UN: Mauritius happiest nation in Africa, South Sudan least happy
A United Nations report released on Wednesday, March 20 as part of the International Day of Happiness revealed Mauritius is the happiest place in Africa.
The survey asked citizens in 156 countries how happy they perceive themselves to be and also looked at other factors such as GDP per capita, social support, healthy life expectancy, freedom, generosity, and absence of corruption.
Mauritius was the highest-ranking African nation and ranked overall at No. 57, dropping two places from last year. Libya and Nigeria are the second and third happiest places in Africa.

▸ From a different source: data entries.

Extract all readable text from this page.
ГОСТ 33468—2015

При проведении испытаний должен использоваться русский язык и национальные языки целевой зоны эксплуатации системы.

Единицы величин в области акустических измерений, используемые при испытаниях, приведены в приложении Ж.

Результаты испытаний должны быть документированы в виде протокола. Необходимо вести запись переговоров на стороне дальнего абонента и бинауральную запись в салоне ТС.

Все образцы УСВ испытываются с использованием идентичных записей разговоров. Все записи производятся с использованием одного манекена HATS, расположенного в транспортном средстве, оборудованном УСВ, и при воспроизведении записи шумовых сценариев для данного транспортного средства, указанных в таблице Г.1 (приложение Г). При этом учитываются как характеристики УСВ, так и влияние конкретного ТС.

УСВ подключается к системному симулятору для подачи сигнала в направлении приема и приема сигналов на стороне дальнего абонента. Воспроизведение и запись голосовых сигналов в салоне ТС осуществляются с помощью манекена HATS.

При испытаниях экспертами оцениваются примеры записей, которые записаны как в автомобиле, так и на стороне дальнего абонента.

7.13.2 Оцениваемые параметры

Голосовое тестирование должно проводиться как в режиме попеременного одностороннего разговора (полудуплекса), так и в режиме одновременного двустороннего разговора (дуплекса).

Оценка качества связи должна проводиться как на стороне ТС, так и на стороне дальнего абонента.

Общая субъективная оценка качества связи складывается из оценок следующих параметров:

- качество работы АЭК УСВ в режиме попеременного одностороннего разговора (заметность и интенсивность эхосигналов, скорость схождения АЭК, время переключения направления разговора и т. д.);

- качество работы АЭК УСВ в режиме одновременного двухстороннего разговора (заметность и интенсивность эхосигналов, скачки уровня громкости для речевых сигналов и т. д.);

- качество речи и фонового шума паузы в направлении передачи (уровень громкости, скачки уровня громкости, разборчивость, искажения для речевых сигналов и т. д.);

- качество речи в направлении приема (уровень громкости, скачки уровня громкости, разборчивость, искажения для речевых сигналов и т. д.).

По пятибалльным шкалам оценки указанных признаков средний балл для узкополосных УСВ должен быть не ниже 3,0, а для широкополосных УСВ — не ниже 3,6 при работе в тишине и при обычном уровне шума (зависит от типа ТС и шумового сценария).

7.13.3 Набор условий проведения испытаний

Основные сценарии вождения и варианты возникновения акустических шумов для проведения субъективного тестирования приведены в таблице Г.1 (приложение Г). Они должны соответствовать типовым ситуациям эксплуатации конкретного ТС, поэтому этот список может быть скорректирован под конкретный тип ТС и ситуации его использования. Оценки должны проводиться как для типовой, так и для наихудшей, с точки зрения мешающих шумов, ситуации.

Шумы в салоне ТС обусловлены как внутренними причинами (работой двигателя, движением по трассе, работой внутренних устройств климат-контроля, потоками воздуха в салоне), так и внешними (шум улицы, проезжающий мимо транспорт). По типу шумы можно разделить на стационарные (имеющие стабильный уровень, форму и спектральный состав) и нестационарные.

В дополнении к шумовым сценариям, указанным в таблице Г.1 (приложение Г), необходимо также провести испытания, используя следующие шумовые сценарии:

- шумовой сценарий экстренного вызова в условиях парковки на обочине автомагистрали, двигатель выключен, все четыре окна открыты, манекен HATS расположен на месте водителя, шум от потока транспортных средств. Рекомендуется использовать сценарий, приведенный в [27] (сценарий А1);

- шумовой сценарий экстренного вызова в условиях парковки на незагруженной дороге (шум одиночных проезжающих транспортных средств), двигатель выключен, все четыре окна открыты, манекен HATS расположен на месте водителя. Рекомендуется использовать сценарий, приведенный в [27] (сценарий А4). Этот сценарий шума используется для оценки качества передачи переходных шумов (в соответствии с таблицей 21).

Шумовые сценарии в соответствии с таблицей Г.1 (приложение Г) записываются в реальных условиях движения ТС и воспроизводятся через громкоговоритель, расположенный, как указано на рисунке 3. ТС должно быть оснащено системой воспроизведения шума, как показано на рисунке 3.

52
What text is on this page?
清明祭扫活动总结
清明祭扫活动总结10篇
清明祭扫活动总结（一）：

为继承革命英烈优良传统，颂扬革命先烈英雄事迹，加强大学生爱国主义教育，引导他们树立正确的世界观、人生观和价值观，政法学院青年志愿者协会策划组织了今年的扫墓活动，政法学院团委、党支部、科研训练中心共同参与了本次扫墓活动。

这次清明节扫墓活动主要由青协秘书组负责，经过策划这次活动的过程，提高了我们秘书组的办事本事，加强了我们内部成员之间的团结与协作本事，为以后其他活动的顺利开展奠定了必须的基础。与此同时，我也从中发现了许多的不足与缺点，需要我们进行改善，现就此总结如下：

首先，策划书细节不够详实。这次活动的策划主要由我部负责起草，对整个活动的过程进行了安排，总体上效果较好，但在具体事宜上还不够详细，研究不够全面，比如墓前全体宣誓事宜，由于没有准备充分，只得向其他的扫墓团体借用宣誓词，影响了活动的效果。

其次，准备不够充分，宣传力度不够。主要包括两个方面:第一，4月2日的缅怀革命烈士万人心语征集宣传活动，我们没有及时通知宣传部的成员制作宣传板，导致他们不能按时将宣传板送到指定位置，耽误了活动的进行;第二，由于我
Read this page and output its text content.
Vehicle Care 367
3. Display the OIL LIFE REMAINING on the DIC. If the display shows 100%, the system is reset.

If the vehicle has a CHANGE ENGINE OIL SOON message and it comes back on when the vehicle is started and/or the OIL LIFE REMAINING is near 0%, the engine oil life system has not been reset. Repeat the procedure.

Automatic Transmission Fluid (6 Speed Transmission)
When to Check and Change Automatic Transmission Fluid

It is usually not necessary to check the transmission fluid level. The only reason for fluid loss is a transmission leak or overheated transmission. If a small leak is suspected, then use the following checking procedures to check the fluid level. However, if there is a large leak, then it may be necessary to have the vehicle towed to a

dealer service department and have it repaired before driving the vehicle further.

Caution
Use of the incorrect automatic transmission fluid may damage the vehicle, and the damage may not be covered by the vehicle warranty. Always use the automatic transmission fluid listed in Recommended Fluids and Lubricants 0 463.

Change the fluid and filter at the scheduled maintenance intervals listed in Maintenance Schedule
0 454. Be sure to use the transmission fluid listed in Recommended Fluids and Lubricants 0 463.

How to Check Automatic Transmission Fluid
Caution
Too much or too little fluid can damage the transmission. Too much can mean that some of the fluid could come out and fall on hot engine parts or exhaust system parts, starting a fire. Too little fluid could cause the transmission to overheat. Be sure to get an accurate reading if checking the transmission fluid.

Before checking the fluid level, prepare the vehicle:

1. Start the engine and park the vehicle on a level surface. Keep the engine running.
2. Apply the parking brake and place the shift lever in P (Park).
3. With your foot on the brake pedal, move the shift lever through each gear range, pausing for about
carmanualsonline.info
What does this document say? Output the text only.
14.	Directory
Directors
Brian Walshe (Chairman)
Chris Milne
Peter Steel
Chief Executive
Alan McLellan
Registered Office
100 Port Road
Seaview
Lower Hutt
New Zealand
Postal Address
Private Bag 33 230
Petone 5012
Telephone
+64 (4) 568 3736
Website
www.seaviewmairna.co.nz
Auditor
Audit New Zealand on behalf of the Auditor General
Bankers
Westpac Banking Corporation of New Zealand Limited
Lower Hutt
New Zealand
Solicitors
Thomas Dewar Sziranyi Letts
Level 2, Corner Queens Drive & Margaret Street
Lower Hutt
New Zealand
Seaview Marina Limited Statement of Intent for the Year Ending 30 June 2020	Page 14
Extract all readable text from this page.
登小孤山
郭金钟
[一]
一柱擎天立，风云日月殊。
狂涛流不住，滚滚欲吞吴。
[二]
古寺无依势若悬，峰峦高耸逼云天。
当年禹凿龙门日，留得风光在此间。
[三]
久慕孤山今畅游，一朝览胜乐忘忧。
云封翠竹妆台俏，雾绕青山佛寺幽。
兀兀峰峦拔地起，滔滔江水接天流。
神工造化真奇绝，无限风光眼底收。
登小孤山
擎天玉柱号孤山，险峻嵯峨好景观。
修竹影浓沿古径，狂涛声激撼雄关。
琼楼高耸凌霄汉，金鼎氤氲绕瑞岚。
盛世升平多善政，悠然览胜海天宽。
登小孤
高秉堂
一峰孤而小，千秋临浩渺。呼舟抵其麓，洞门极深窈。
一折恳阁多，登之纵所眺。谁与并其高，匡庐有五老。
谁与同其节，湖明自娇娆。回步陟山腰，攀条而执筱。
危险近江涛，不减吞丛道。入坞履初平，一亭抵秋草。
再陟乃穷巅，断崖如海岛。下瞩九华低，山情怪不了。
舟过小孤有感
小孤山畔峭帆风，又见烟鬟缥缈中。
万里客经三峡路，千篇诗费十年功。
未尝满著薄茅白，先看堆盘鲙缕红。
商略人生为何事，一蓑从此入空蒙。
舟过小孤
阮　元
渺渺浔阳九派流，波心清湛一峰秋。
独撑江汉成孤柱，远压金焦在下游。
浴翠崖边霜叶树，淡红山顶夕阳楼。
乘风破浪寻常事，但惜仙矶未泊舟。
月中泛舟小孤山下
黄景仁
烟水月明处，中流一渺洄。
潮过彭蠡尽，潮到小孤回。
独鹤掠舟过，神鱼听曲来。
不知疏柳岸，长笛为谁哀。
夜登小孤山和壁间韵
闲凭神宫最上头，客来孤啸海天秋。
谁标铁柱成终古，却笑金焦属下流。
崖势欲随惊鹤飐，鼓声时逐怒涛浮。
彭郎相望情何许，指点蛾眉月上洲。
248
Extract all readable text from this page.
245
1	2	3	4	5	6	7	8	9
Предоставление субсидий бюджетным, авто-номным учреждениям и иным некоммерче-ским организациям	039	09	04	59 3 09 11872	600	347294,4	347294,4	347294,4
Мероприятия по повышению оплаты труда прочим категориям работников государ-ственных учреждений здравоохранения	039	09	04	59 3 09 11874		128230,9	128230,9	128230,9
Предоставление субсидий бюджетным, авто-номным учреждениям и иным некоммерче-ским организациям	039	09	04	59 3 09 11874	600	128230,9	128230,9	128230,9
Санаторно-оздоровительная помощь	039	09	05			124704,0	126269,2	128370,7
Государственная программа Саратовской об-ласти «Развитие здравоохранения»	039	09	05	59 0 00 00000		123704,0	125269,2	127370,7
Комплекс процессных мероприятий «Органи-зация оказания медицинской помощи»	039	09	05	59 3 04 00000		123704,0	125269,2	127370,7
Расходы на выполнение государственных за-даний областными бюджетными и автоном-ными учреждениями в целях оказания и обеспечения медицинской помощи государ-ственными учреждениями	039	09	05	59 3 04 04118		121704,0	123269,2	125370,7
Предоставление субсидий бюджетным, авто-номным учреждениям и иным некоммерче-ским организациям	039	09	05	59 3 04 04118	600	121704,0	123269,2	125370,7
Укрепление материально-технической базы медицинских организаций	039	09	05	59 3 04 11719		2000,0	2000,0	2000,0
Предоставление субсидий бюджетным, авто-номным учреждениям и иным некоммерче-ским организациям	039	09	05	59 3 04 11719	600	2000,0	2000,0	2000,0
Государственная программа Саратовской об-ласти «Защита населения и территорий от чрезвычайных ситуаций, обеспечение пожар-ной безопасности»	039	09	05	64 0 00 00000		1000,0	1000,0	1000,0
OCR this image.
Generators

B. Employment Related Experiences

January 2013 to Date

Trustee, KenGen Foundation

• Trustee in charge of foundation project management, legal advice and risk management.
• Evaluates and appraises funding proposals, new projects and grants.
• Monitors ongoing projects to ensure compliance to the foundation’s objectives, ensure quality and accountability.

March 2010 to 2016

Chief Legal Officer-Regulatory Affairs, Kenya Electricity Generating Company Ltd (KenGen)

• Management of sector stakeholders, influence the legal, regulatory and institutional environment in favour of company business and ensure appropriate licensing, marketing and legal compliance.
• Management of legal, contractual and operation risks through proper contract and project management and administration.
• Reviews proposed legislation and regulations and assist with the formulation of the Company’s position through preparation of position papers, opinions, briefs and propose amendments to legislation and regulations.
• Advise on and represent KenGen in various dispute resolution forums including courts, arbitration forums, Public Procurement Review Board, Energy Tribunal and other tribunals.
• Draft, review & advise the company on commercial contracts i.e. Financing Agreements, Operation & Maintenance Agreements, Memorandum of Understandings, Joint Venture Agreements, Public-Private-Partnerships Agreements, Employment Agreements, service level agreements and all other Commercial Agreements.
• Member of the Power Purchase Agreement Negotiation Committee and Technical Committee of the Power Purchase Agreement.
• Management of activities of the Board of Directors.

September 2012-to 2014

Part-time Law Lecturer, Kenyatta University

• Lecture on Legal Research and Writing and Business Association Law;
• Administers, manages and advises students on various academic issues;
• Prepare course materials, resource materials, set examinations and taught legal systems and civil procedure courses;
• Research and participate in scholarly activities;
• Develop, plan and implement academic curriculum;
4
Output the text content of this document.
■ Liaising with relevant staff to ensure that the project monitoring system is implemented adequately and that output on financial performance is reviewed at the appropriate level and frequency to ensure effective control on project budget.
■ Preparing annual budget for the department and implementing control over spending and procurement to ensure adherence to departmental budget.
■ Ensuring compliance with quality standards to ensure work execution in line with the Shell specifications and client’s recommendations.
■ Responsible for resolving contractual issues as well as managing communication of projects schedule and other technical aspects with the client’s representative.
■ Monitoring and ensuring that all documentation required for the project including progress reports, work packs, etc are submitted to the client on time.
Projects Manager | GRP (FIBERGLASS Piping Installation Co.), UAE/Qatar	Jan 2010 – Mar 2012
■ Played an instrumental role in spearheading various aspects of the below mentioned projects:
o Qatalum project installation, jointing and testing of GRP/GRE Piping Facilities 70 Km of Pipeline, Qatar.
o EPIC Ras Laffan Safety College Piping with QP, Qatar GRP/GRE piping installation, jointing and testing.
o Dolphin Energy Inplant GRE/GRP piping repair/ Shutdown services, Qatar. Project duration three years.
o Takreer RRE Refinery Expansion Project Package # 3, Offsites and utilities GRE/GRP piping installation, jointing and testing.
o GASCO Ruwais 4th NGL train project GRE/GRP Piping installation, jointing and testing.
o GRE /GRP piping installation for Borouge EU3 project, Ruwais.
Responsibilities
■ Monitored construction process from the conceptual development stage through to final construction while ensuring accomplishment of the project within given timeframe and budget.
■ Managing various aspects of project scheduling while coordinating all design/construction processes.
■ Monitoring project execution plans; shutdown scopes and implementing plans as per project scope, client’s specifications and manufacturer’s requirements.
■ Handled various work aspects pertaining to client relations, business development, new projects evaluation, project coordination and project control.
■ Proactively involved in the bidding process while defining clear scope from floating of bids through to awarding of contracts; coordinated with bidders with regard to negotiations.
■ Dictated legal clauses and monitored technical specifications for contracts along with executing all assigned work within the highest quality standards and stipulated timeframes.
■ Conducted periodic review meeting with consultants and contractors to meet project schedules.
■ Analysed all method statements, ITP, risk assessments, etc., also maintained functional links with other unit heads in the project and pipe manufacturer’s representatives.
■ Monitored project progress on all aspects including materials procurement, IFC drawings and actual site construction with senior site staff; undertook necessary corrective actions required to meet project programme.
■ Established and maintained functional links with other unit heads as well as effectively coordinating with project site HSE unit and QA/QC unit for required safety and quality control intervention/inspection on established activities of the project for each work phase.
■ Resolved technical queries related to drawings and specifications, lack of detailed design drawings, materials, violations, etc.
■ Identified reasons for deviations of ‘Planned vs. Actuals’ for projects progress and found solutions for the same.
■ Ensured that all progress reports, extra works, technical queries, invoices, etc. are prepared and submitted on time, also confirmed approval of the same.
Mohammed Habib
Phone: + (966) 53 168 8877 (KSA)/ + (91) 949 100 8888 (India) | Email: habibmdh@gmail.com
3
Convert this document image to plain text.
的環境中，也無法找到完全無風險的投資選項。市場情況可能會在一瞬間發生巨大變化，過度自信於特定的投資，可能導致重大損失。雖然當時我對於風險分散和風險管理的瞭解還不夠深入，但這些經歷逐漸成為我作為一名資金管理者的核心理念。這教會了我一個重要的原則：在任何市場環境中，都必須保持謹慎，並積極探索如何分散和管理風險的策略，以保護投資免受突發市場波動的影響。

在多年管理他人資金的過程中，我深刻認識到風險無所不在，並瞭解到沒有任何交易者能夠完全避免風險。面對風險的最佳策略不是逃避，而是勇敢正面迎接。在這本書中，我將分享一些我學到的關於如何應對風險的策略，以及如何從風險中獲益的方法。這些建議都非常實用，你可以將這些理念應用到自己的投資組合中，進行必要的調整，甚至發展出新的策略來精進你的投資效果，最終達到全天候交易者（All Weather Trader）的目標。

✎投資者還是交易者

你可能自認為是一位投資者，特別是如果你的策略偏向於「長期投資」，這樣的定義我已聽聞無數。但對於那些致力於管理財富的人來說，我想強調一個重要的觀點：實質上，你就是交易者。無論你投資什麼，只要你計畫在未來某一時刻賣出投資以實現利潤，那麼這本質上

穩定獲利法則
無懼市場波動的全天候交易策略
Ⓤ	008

South Sudan was ranked the least happy nation in Africa and the world. The report said the nation's long civil war drove much of the discontent. 60 percent of people face food insecurity as a result. The conflict is also responsible for the deaths of an estimated 400,000 people. However, President Salva Kiir and opposition leader Riek Machar agreed to end the fighting and are currently working toward a permanent peace plan.
Other conflict-ridden countries, such as Yemen, Afghanistan and the Central African Republic, also featured at the bottom of the table.
The report warned that world happiness has declined in recent years, as negative feelings rise, “comprising worry, sadness and anger, especially marked in Asia and Africa, and more recently elsewhere'‘.
At the other end of the spectrum, Finland is the happiest country in the world for the second consecutive year. The Netherlands, Switzerland, Canada, New Zealand and Austria also made the top ten.
The survey said as performing well on all the indicators, the most content countries all tended to have very stable societies, with happiness levels changing comparatively little since 2005.